Também há grandes educadores com novos projetos. Deles não me envergonho, Rui. A palavra saber tem a mesma raiz latina de sapore que é sabor. Se não tiver um sabor agradavel não há como digerir. Não tem como engolir uma educação pós-moderna, burocratizada, estereotipada em nefastos projetos que estão aquém da realidade do aluno.
Você se lembra Rui, na sua época a educação nascia junto com o barro branco da batinga, com o metro, o alfabeto com a correnteza da vila. Não se formavam pedagogos em série, numa fábrica de linha de montagem. Sob a luz da vela e da lamparina nasceram os Machados de Assis, os Bandeiras, os Bilacs, os Drumonds, os intelectuais que não existem mais.
Será esta a república democrática que você sonhou? A maior preocupação educacional hoje em dia é medir com provões, com dados estatísticos, com índices a qualidade do ensino? Porém, de onde vem esta norma estatística? São mirabolices fellinianas estes dados que eles acreditam corresponder com a realidade social/educacional. Se estivessem realmente preocupados com a educação aumentariam a verba educacional. O caos da educação abre a cada dia mais o buraco negro da ordem social, onde é sugado desde a periferia e adjacências, até aos centros mais convulsivos, todo o equilíbro que deveria haver numa sociedade livre e democrática.

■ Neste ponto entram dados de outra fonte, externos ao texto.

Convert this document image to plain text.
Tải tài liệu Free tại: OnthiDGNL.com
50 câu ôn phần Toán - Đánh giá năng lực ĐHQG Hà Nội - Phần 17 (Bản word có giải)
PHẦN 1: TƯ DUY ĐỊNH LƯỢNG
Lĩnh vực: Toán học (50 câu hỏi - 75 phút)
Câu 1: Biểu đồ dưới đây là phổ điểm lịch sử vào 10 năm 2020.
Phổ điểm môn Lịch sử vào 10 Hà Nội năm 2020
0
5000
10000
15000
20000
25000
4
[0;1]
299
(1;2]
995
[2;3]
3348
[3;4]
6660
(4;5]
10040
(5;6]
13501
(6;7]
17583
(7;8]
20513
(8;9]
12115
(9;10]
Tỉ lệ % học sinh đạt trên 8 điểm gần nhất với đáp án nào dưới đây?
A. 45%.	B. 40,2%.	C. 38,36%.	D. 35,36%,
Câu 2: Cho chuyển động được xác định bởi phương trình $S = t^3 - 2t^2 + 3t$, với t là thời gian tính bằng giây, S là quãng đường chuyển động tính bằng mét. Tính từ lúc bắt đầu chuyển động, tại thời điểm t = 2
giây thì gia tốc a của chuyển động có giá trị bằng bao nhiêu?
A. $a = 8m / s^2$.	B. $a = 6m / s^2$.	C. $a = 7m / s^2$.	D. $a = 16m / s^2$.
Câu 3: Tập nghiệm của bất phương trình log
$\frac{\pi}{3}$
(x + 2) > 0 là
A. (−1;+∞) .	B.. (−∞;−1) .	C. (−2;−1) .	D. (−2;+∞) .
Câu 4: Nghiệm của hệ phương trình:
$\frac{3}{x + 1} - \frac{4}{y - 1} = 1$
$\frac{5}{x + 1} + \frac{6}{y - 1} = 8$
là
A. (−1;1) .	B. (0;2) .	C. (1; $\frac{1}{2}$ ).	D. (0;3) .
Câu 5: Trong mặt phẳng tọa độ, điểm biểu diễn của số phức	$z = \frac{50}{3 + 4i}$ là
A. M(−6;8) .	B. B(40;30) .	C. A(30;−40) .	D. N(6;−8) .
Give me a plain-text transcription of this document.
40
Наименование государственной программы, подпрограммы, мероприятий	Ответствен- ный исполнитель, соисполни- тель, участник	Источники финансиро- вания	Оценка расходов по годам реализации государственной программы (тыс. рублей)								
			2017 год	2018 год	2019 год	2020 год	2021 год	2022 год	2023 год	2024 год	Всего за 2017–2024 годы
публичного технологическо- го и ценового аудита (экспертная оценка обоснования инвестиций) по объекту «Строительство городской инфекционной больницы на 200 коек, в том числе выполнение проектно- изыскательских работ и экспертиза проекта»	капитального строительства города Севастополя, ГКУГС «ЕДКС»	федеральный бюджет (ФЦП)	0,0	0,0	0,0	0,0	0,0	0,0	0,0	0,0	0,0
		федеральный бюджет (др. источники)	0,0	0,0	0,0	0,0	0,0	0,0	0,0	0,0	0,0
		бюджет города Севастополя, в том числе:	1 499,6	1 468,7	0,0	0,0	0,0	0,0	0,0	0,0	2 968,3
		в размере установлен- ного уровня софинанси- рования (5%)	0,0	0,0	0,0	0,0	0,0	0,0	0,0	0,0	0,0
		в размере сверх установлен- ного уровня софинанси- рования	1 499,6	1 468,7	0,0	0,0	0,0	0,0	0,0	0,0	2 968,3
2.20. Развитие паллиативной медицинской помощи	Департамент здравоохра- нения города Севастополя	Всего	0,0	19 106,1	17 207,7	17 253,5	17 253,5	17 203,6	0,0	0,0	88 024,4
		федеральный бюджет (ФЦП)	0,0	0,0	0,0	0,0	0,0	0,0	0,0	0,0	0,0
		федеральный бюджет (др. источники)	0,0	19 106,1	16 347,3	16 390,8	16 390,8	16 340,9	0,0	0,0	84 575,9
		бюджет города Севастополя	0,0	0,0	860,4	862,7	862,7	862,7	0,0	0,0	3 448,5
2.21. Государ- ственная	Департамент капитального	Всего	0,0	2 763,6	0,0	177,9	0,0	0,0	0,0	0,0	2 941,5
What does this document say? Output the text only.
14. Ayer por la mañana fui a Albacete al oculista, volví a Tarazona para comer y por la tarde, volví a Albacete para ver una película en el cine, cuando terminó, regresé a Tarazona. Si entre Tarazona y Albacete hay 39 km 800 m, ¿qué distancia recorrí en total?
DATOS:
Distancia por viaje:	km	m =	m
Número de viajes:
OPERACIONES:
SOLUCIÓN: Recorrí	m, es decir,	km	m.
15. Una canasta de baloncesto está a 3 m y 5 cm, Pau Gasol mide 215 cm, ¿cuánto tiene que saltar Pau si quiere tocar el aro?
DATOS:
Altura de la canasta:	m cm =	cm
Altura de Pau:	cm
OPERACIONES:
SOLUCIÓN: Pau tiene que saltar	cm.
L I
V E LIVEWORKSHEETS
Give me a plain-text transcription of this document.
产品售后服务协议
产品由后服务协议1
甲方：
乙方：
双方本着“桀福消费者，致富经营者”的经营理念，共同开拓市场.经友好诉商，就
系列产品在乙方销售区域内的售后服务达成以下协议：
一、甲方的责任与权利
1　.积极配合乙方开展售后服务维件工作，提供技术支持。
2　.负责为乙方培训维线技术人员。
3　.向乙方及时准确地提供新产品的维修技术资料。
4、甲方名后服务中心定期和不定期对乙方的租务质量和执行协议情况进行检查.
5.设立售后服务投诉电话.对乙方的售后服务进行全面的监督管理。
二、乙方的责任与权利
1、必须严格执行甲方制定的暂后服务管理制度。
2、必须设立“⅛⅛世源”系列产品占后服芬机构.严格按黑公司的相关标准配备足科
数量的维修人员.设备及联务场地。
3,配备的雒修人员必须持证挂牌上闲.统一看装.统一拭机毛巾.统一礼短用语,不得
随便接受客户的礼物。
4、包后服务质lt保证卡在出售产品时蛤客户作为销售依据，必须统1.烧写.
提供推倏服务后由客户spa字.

Prezado Rui, hoje se fala demais em inclusão. Mas o sistema econômico é cada vez mais desigual e excludente. Em nosso País vivemos o sonho desumano da corte de Luis XVI e Maria Antonieta. Há uma corte milionária que esbanja dinheiro em detrimento da maioria da população mergulhada na miséria, na dor, no sofrimento, no distanciamento total dos meios de consumo. O sistema através da propaganda incita a usar, a comprar, porém, a classe trabalhadora não tem como manter suas necessidades mínimas de sobrevivência. A falha da educação, não preparando um cidadão para o conhecimento, para as normas, valores, juntamente com um sistema colonialista e capitalista selvagem, possibilita que um tênis e um celular valham mais que uma vida humana.
Prezado Rui, você sabe por onde anda Marechal Deodoro da Fonseca, Floriano Peixoto e Benjamin Constant Botelho de Magalhães? Se souber, diga para eles que precisamos de reinventar a nossa república brasileira.